Altar Call -- Opelika-Auburn News
Walter Albritton
July 22, 2001

What to do with your tax rebate check if you don’t want it

Now I have heard it all. Some fellow named Chuck Collins is trying to persuade people not to accept their tax rebate check from the government, or to send it to him. He will use the money to provide "tax education programs" to teach people the foolishness of Congress’ recent tax refund legislation. He claims to have "re-directed" over one hundred thousand dollars already from tax payers who have embraced his plan.

Collins contends that sending the money back to the United States Treasury is the right thing to do because the government will need it in a few years. So we should all be good citizens and refuse to accept and spend our little check.

Well, good friends, if some of you are tempted to join the Collins band wagon, I have a few ideas I want to run by you before you send him your check or send it back to the US Treasury. But first let me reassure you that coughing up 1.9 trillion dollars over the next 10 years is not going to ruin our government. Be at peace about that. At the rate the government is sucking taxes out of our pockets, the treasury will hardly miss the money being refunded to us.

But, if you don’t need your tax rebate, then instead of sending it back or to Collins, consider one of these ways to put it back into the economy:

  1. Give it to Alfred Kalembo. He is a seminary graduate (next May) who is going back to his native Zambia to minister to the one million children there who have been made orphans by AIDS. There are orphans per capita in that African nation than any other country in the world.

  2. Send it to the East Alabama Food Bank. They will use it locally to provide food to hungry people.

  3. Mail it to Youth for Christ. Kevin Flanagan and his staff will use it to help a teen ager find a new direction for life before another young life is wasted.

  4. Give it to your church and earmark it for the nursery. Every church needs more money to brighten up the nursery so the babies will feel loved while they are crying for mama.

  5. Walk into the United Way office for Lee County and ask them to use it to help a family that is strapped because of medical expenses.

  6. Call me and I will give you the name of a man who lost his job and needs a little help until he can find work.

  7. Call Nancy Bolt and tell her you want to help with Christian Care Ministries, a new agency that, among other things, is trying to help people secure a vehicle so they can drive to work. Some people who have found work still have no means of transportation.

  8. Give it to your church to start a fund to buy a new church van. If your church already has a van, do it anyway. The van will soon be ready for the dump heap, like our church van, and your money can be used as seed money to inspire others to give.

  9. Send your check to Sandy Toomer. He is a pilot with Missionary Aviation Fellowship and lives in Shell, Ecuador. Almost daily he flies children out of remote Rain Forest villages to receive medical treatment without which they will die in the jungle. Your rebate check might provide fuel or tires for Sandy’s plane.

  10. Give it to the Salvation Army. These Army people know how to help the poor. They are good at it. And they need help in every community.

  11. Send it to Newman Crook. That will require faith -- to send your check to a Crook. But fear not, Newman knows some people in the Dominican Republic who work daily to help the poor there. Actually Newman has good connections in that country; his own father is a medical doctor who makes frequent trips there to work in a medical clinic.

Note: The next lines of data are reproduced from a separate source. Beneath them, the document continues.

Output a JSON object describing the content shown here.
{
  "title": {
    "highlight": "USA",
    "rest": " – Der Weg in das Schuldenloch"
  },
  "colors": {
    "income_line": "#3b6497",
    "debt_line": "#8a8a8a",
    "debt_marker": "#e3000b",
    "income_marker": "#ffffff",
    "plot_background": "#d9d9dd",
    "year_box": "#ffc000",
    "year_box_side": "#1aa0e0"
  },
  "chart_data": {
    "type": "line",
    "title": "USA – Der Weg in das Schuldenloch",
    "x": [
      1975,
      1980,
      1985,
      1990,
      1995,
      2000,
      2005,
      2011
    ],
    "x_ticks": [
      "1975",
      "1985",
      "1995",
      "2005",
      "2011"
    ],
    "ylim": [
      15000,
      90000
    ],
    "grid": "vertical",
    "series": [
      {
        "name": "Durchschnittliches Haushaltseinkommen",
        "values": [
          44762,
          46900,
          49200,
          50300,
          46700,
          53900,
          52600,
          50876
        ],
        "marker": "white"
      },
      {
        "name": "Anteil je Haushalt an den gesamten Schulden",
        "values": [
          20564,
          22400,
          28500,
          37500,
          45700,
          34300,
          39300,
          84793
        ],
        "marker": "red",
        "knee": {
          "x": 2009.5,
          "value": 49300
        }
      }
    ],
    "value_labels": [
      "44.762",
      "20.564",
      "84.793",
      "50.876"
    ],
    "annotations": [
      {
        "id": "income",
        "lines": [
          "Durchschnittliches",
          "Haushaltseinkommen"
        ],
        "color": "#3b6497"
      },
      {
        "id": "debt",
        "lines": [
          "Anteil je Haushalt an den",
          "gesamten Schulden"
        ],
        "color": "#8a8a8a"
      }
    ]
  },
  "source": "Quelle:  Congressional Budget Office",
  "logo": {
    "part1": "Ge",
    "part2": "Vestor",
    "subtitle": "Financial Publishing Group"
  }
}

    Ask Doctors Allen and Shirley Lazenby about the work there; they just returned after doing a week of surgical work in that clinic.

  12. Mail it to Doctors Keith and Dianne Byrd who retired early as educators and are flying in early August to Kenya, Africa, where they will teach in a Bible School. They sold their home and are within a hundred dollars of raising their full support to serve as missionaries.

  13. Send it to Mark Whittig in faraway Colombia. Mark is rescuing street kids from drugs and alcohol and teaching them to play soccer. When they take a break to rest, Mark talks to them in their own language about the God of the Bible and invites them to get to know him.

  14. Stop by Bishop Larry Torbert’s place on Marvyn Parkway and give your check to him. Tell him to use it to help some of the transients who sometimes need a motel room for a night while stranded in our fair city. The fund is usually depleted, as it is right now. Larry is president of the association of local pastors who try to keep this fund available for strangers in need.

  15. If none of the above appeals to you, give your check to your pastor. Tell him it is money you don’t need. After he faints, wipe his forehead with a wet rag and take him out to lunch. Put the money in the missions fund. If the treasurer faints, this will be a signal that you need to start giving more than a dollar a week to your church.

  16. Don’t miss the point of all this. Ignore Mr. Collins, and when your rebate check comes, use it for a good cause. It will be your chance to express your own opinion about whether government money should be released to faith-based ministries.